Le spectacle était pour cause agréable. Une jeune femme ondoyait sur les planches, exposant à la vue des clients intéressés un corps qui ne laissa pas non-plus l'adolescent indifférent. Il était rare que des jeunes femmes il fasse beaucoup d'effet. C'était qu'à force de répondre généreusement aux attentes charnelles de ses trop nombreuses groupies, il en était devenu difficile, en particulier sur la gente féminine. Peut-être était-ce la lumière et toute cette agitation qui trompait son œil, faisant paraître la silhouette de la danseuse si harmonieuse et sa chorégraphie hypnotiquement souple ? Il n'en était pas encore certain, mais le garçon ne la quittait maintenant plus du regard.
Non-loin de lui, il vit un homme tendre à la jeune femme un billet. Était-ce comme ça qu'on attirait son attention ? Ike sentit que ce geste pourtant commun faisait naître en lui une colère froide. Ça ne lui plaisait pas. Si quelqu'un lui plaisait, alors elle devait être à sa disposition, pas à celle de quelqu'un d'autre, et encore moins à cette bande de singes bruyants et vicieux. La solution aurait été d'imiter les autres clients et d'agiter à son tour une petite coupure, il n'en manquait pas. Mais il lui semblait qu'il méritait mieux que quinze secondes d'attention – que ce qu'il avait à offrir valait bien plus que ça. Il était une fierté nationale, un génie de la musique, pas un simple rentier bouffi de thunes et sans talent.

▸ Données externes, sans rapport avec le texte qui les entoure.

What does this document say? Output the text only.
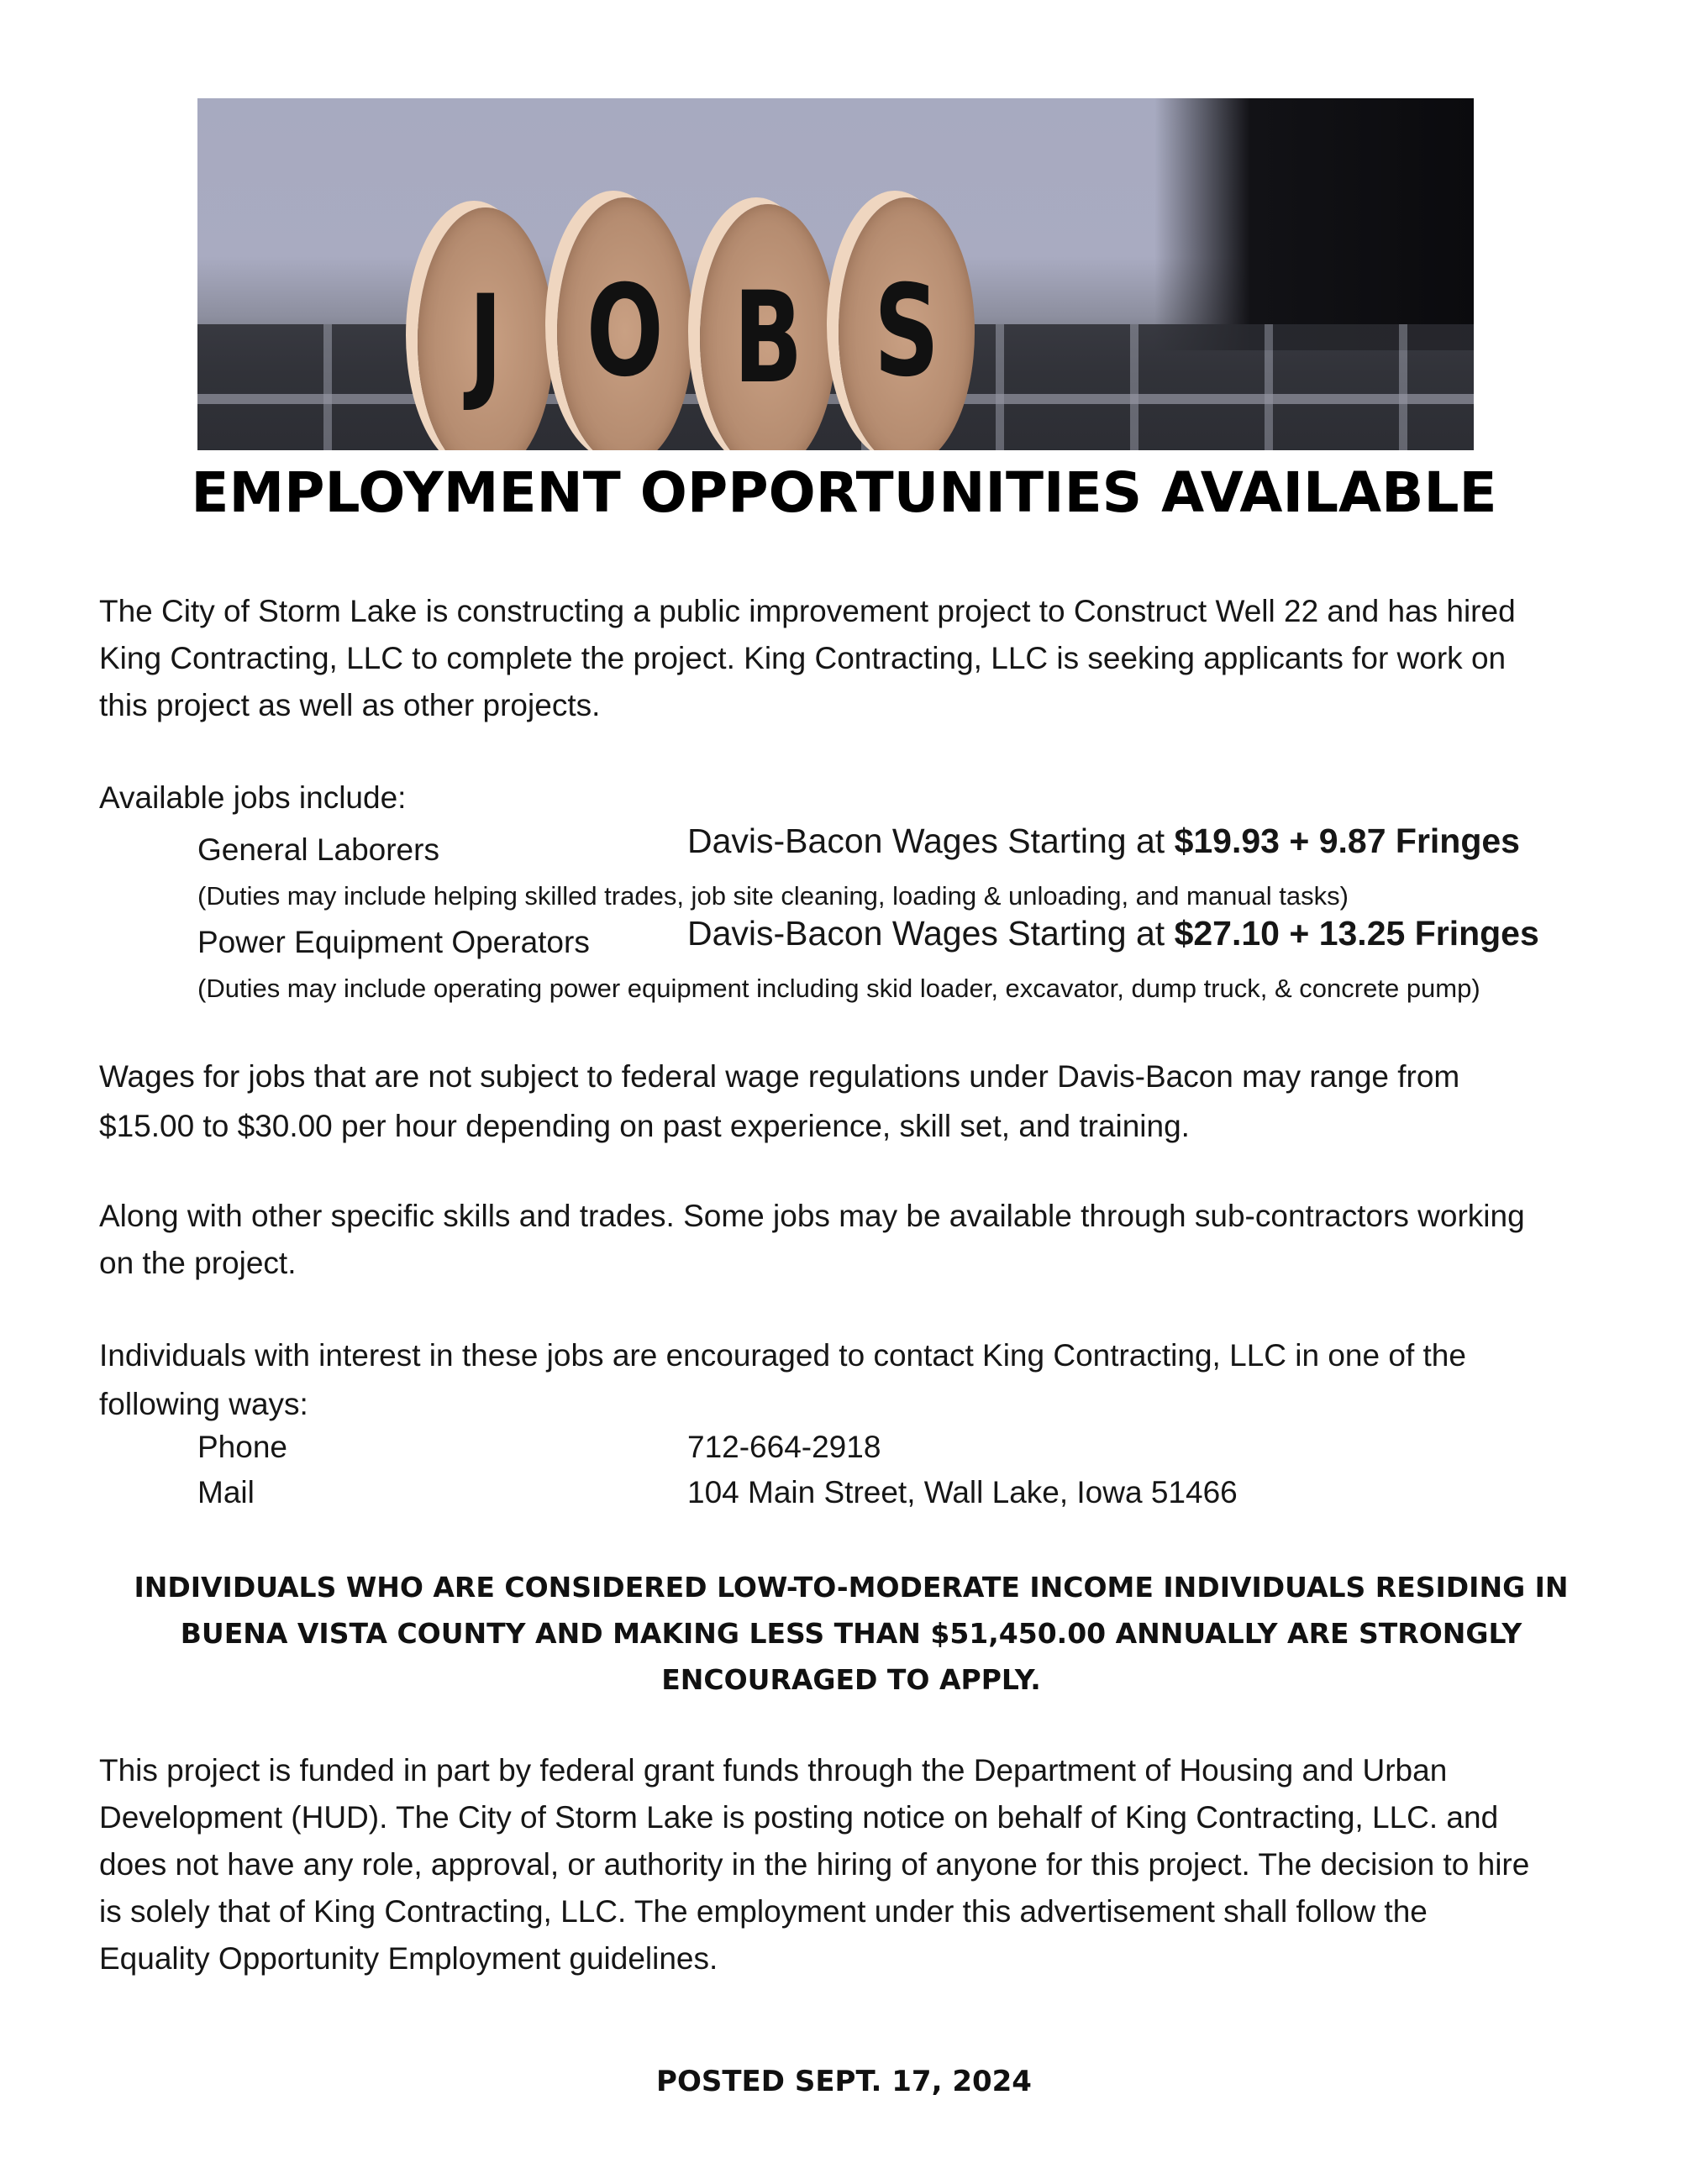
J O B S
EMPLOYMENT OPPORTUNITIES AVAILABLE
The City of Storm Lake is constructing a public improvement project to Construct Well 22 and has hired
King Contracting, LLC to complete the project. King Contracting, LLC is seeking applicants for work on
this project as well as other projects.
Available jobs include:
General Laborers	Davis-Bacon Wages Starting at $19.93 + 9.87 Fringes
(Duties may include helping skilled trades, job site cleaning, loading & unloading, and manual tasks)
Power Equipment Operators	Davis-Bacon Wages Starting at $27.10 + 13.25 Fringes
(Duties may include operating power equipment including skid loader, excavator, dump truck, & concrete pump)
Wages for jobs that are not subject to federal wage regulations under Davis-Bacon may range from
$15.00 to $30.00 per hour depending on past experience, skill set, and training.
Along with other specific skills and trades. Some jobs may be available through sub-contractors working
on the project.
Individuals with interest in these jobs are encouraged to contact King Contracting, LLC in one of the
following ways:
Phone	712-664-2918
Mail	104 Main Street, Wall Lake, Iowa 51466
INDIVIDUALS WHO ARE CONSIDERED LOW-TO-MODERATE INCOME INDIVIDUALS RESIDING IN
BUENA VISTA COUNTY AND MAKING LESS THAN $51,450.00 ANNUALLY ARE STRONGLY
ENCOURAGED TO APPLY.
This project is funded in part by federal grant funds through the Department of Housing and Urban
Development (HUD). The City of Storm Lake is posting notice on behalf of King Contracting, LLC. and
does not have any role, approval, or authority in the hiring of anyone for this project. The decision to hire
is solely that of King Contracting, LLC. The employment under this advertisement shall follow the
Equality Opportunity Employment guidelines.
POSTED SEPT. 17, 2024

Ravalant son énervement, l'adolescent renonça à assister à la fin du show et se glissa hors de la masse. Il prit le parti de converger vers le bar, où s'activait une femme grassouillette. Sa flétrissure marquait un terrible contraste avec le parangon des canons esthétiques féminins dont le jeune homme venait d'assister à l'exhibition, et qui était seulement tempéré par le fait que le meuble en bois en cachait la moitié inférieure de l'être.
– Vous avez un manager, ou un responsable, ici ? l’interpella le musicien, avec un sourire, mais le ton sérieux ; un bras sur la surface du comptoir.
Il ne savait en vérité pas trop ce qu'il allait dire. S'il n'avait pas été d'un naturel aussi confiant, sans doute aurait-il déjà regretté sa parole.